Monitoring Replication
This section provides the CLI commands that you can use to view replication statistics, and it provides information on some important factors to monitor to ensure that replication is performing well and providing the expected service.
Displaying System-Level Replication Info
To show the system-level replication configuration information and statistics for an event broker, enter the following User EXEC commands:
solace> show replication [stats]
Where:
replication
specifies replication configuration information.
stats
specifies replication statistics information.

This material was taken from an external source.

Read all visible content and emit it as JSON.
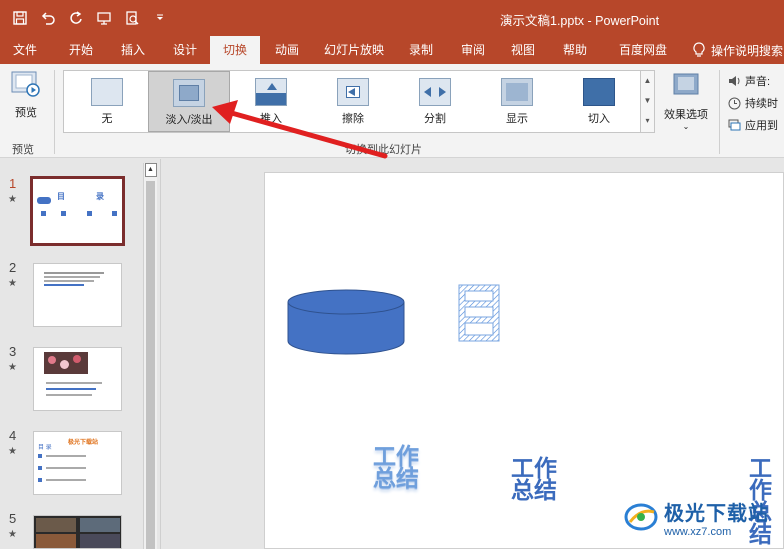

solace> show replication stats Replication Interface: 1/6/lag1 Replication Mate: v:lab-128-81 Connect-Via: 192.168.x.x Connect-Ports: Uncompressed: 55555 Compressed: 55003 SSL: 55443 SSL: Default Cipher Suite List: Yes Cipher Suites: ECDHE-RSA-AES256-GCM-SHA384 ECDHE-RSA-AES256-SHA384 ECDHE-RSA-AES256-SHA AES256-GCM-SHA384 AES256-SHA256 AES256-SHA ECDHE-RSA-DES-CBC3-SHA DES-CBC3-SHA ECDHE-RSA-AES128-GCM-SHA256 ECDHE-RSA-AES128-SHA256 ECDHE-RSA-AES128-SHA AES128-GCM-SHA256 AES128-SHA256 AES128-SHA Trusted Common Names: ConfigSync: Bridge: Admin State: Enabled State: up Authentication: Scheme: Basic Compressed: No SSL: No Message Spool: Window Size: 65535 Retry Delay: 3 SSL Server Certificate Validation: Enforce Trusted Common Name: Yes Maximum Chain Depth: 3 Validate Certificate Dates: Yes Statistics While Active: Message Processing: Sync Messages Queued To Standby: 0 Sync Messages Queued To Standby As Async: 0 Async Messages Queued To Standby: 0 Promoted Messages Queued To Standby: 0 Pruned Locally Consumed Messages: 0 Sync Replication: Transitions To Ineligible: 10 Ack Propagation: Messages Sent To Standby: 0 Reconcile Request From Standby: 0 Reconcile Scan in Progress: No Statistics While Standby: Message Processing: Messages Received From Active: 0 Ack Propagation: Messages Received from Active: 0 Reconcile Request Sent to Active: 0 Out of Sequence Ack Received: 0 Transaction Replication: Transactions Requests: 0 Success: 0 Prepare: 0 Commit: 0 Rollback: 0 Fail: 0 Prepare: 0 Commit: 0 Rollback: 0
Most of the statistics are self-explanatory—they show how many messages were queued for sending to Message VPNs on the replication mate that were in a standby state, and how many messages were received from Message VPNs on the replication mate that were in an active state.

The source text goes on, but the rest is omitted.